Copies exécutoires REPUBLIQUE FRANCAISE

délivrées le : AU NOM DU PEUPLE FRANCAIS

COUR D'APPEL DE PARIS

Pôle 6 - Chambre 4

ARRET DU 20 NOVEMBRE 2024

(n° /2024, 1 pages)

Numéro d'inscription au répertoire général : N° RG 22/01710 - N° Portalis 35L7-V-B7G-CFDPZ

Décision déférée à la Cour : Jugement du 21 Décembre 2021 -Conseil de Prud'hommes - Formation paritaire de PARIS - RG n° 20/07083

APPELANT

Monsieur [L] [M]

[Adresse 3]

[Localité 6]

Représenté par Me Abdel ABDELLAH, avocat au barreau de PARIS, toque : P0062

INTIMEE

S.A.S.U. LA PLATEFORME prise en la personne de son représentant légal en exercice domicilié audit siège

[Adresse 7]

[Adresse 7]

[Localité 5]

Représentée par Me Anne VINCENT-IBARRONDO, avocat au barreau de PARIS, toque : G0668

COMPOSITION DE LA COUR :

En application des dispositions des articles 805 et 907 du code de procédure civile, l'affaire a été débattue le 16 Septembre 2024, en audience publique, les avocats ne s'y étant pas opposés, devant Mme Florence MARQUES, conseillère, chargée du rapport.
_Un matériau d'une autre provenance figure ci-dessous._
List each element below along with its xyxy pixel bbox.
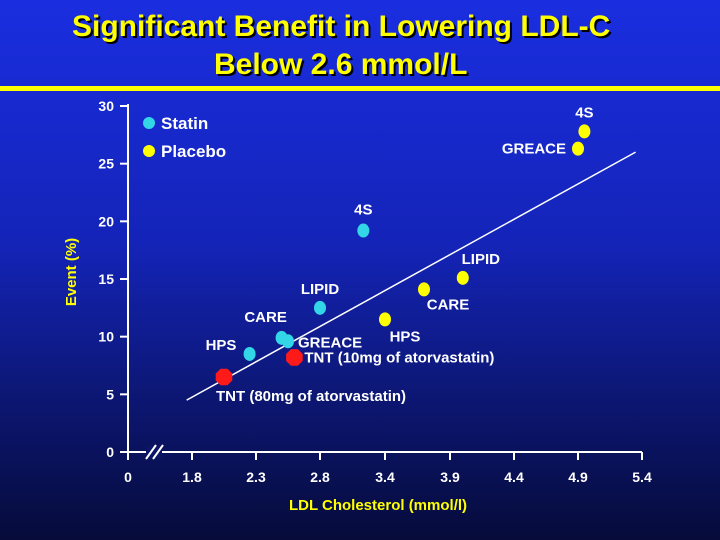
x-axis-title: LDL Cholesterol (mmol/l)	[289, 497, 467, 514]
y-tick-label: 0	[106, 444, 114, 460]
x-tick-label: 0	[124, 469, 132, 485]
x-tick-label: 5.4	[632, 469, 652, 485]
y-tick-label: 20	[98, 213, 114, 229]
title-underline	[0, 86, 720, 91]
data-point-statin	[282, 334, 294, 349]
axis-break-mark	[152, 444, 164, 460]
data-label: 4S	[575, 104, 593, 121]
y-tick-label: 25	[98, 156, 114, 172]
x-tick-label: 2.3	[246, 469, 266, 485]
y-tick-label: 15	[98, 271, 114, 287]
data-point-placebo	[418, 282, 430, 297]
data-label: LIPID	[301, 281, 340, 298]
legend-marker	[143, 145, 155, 157]
legend-marker	[143, 117, 155, 129]
data-point-placebo	[456, 270, 469, 285]
data-point-tnt	[215, 368, 233, 386]
x-tick-label: 1.8	[182, 469, 202, 485]
data-label: TNT (10mg of atorvastatin)	[304, 349, 494, 366]
data-point-placebo	[572, 141, 584, 156]
y-tick-label: 10	[98, 329, 114, 345]
x-tick-label: 4.4	[504, 469, 524, 485]
data-label: HPS	[206, 337, 237, 354]
data-point-statin	[314, 300, 326, 315]
x-tick-label: 4.9	[568, 469, 588, 485]
trend-line	[186, 151, 636, 401]
axis-break-mark	[145, 444, 157, 460]
data-point-placebo	[379, 312, 391, 327]
data-label: GREACE	[502, 141, 566, 158]
data-label: CARE	[244, 309, 287, 326]
title-line-2: Below 2.6 mmol/L	[214, 48, 468, 81]
x-tick-label: 2.8	[310, 469, 330, 485]
data-point-tnt	[286, 349, 303, 366]
data-label: GREACE	[298, 334, 362, 351]
legend-label: Statin	[161, 114, 208, 133]
y-tick-label: 5	[106, 386, 114, 402]
data-point-placebo	[578, 124, 591, 139]
x-tick-label: 3.9	[440, 469, 460, 485]
y-axis-title: Event (%)	[63, 238, 80, 306]
data-label: 4S	[354, 202, 372, 219]
data-point-statin	[357, 223, 370, 238]
data-point-statin	[243, 346, 256, 361]
y-tick-label: 30	[98, 98, 114, 114]
legend-label: Placebo	[161, 142, 226, 161]
data-label: LIPID	[462, 251, 501, 268]
data-label: TNT (80mg of atorvastatin)	[216, 388, 406, 405]
data-label: CARE	[427, 296, 470, 313]
title-line-1: Significant Benefit in Lowering LDL-C	[72, 10, 611, 43]
data-label: HPS	[390, 328, 421, 345]
x-tick-label: 3.4	[375, 469, 395, 485]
Ce magistrat a rendu compte des plaidoiries dans le délibéré de la Cour, entendu en son rapport, composée de :

Mme MEUNIER Guillemette, présidente de chambre

Mme NORVAL-GRIVET Sonia, conseillère

Mme MARQUES Florence, conseillère rédactrice

Greffier, lors des débats : Madame Clara MICHEL

ARRET :

- contradictoire

- par mise à disposition de l'arrêt au greffe de la Cour, les parties en ayant été préalablement avisées dans les conditions prévues au deuxième alinéa de l'article 450 du code de procédure civile.

- signé par Guillemette MEUNIER, Présidente de chambre, et par Clara MICHEL, Greffière à laquelle la minute a été remise par le magistrat signataire.

FAITS, PROCÉDURE ET PRÉTENTIONS DES PARTIES

Suivant contrat de travail à durée indéterminée en date du 15 septembre 2015, M. [L] [M] a été engagé en qualité de responsable comptoir, statut cadre, par la S.A.S. Outiz, filiale du groupe Saint-Gobain Distribution Batiment France (SGDBF).

Il a été affecté au sein de l'agence située [Adresse 4].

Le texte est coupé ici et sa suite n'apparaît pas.